Voltam a tamborilar sobre as largas folhas plissadas pingos ralos de um chover incerto. A estiagem dos últimos dias, de um sol franco em céu poluído, não nega o ano de abundantes águas, isento da seca típica de outros invernos. Cadê o pó fino e penetrante arrancado em nuvens à terra batida por pneus indóceis? Tudo se enche de reflexos molhados.
Qual aguada de severo pincel oriental, o céu se expande em gradações de claro-escuro, em cinzentos tenebrosos. O dia oscila. Talvez devêssemos medir-lhe a luminosidade. Acendem-se as lâmpadas nos postes. Plantas hesitam em se fazer inverno ou primavera. O liquidâmbar com poucas folhas, algumas ainda por amarelar, brota em botões novas folhas - botões, sim! - botões de folhas nas extremidades dos ramos quase nus, botões de um verde-claro que os faz brilhar.
No ano das chuvas, chove. Ora caem pingos mais grossos a avolumar o rumor, ora pára de gotejar. A luz oscila sem relação aparente com a água que cai. A maria-sem-vergonha, higrômetro natural, viceja com exuberância incomum. De tempos em tempos, uma trovoada zanga. Cães se encolhem, pássaros também.
O jardineiro da escola de tênis apara cercas-vivas, proteções de quadras vazias de gente e cheias de poças. Na abordagem, é direto: que tempinho, hein! - comenta com tom de condenação e logo lembra da véspera ensolarada. Acha um responsável: o desmatamento implacável de uma empresa imobiliária a uns mil metros daqui.

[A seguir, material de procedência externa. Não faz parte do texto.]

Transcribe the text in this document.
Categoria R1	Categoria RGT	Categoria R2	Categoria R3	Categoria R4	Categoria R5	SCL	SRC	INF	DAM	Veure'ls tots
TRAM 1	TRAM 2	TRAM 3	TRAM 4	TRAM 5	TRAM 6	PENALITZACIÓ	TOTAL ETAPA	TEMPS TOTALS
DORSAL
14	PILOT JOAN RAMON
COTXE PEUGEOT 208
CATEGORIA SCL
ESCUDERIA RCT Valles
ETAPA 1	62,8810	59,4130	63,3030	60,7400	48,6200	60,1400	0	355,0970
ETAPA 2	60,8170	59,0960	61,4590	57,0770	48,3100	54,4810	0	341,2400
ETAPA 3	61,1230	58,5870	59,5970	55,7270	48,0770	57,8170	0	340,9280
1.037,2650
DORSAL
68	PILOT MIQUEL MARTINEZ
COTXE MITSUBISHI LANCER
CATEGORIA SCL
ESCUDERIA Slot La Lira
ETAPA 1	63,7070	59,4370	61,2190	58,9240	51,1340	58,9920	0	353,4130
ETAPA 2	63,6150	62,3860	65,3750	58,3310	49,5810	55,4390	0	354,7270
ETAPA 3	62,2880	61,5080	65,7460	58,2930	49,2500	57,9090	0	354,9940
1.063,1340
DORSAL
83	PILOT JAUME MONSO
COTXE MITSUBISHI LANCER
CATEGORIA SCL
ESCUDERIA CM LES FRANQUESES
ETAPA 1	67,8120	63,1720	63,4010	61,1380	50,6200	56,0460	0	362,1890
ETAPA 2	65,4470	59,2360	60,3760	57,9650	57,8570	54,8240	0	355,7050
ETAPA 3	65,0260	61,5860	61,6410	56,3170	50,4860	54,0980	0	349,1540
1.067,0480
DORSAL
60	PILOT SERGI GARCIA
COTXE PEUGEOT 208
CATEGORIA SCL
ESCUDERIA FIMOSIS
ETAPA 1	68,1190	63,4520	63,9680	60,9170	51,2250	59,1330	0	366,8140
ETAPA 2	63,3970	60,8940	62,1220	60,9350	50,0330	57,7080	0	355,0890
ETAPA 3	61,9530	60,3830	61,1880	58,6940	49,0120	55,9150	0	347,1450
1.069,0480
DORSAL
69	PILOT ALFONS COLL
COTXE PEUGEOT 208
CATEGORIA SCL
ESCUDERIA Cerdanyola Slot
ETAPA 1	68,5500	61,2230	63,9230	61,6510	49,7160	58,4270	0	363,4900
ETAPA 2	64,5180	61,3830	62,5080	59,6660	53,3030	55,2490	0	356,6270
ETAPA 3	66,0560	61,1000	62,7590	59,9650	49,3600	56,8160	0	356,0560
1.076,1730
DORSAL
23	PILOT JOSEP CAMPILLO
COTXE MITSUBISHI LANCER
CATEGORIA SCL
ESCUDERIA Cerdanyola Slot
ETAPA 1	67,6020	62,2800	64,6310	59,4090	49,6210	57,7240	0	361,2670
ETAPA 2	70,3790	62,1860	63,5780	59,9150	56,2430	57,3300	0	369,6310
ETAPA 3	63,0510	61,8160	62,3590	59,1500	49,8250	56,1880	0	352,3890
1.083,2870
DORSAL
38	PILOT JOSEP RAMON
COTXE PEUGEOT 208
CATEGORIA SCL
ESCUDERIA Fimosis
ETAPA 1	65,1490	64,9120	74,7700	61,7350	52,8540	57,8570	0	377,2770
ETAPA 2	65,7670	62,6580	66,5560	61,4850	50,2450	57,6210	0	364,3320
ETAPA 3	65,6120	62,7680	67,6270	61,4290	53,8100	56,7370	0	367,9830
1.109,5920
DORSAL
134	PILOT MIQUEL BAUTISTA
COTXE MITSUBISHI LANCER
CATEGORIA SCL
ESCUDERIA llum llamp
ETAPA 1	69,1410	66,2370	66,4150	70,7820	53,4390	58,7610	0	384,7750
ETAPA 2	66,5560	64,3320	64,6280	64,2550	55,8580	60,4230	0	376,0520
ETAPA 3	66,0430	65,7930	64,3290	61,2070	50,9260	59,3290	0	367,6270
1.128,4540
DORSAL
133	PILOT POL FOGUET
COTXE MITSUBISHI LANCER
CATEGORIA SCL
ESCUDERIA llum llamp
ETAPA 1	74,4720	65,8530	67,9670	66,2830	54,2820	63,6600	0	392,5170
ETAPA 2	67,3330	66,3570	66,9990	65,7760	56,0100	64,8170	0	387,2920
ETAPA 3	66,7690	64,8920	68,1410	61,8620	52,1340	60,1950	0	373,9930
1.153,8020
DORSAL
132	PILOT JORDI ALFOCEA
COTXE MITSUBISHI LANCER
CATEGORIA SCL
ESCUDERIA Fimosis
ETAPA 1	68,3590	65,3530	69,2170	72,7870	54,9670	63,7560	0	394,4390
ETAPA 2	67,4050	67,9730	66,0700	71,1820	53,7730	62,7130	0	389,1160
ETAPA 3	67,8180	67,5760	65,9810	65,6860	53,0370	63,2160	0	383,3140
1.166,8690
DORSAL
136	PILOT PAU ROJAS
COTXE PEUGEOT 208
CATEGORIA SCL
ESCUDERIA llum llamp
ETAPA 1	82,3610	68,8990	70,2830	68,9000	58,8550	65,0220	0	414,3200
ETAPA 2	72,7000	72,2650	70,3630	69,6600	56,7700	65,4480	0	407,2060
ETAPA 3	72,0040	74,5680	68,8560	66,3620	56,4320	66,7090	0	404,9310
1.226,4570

No feio cenário da devastação um amontoado de grandes raízes arrancadas por tratores, qual dedos crispados riscavam o azul. O jardineiro explica: sem elas, e aponta a árvores mais perto, não existe vida. Não satisfeito, continua: por exemplo, o deserto do Saara não tem vida, é só areia... Apresso-me. A qualquer momento a chuva pode voltar.
O que em mim depende tanto da luz solar, do azul do ar?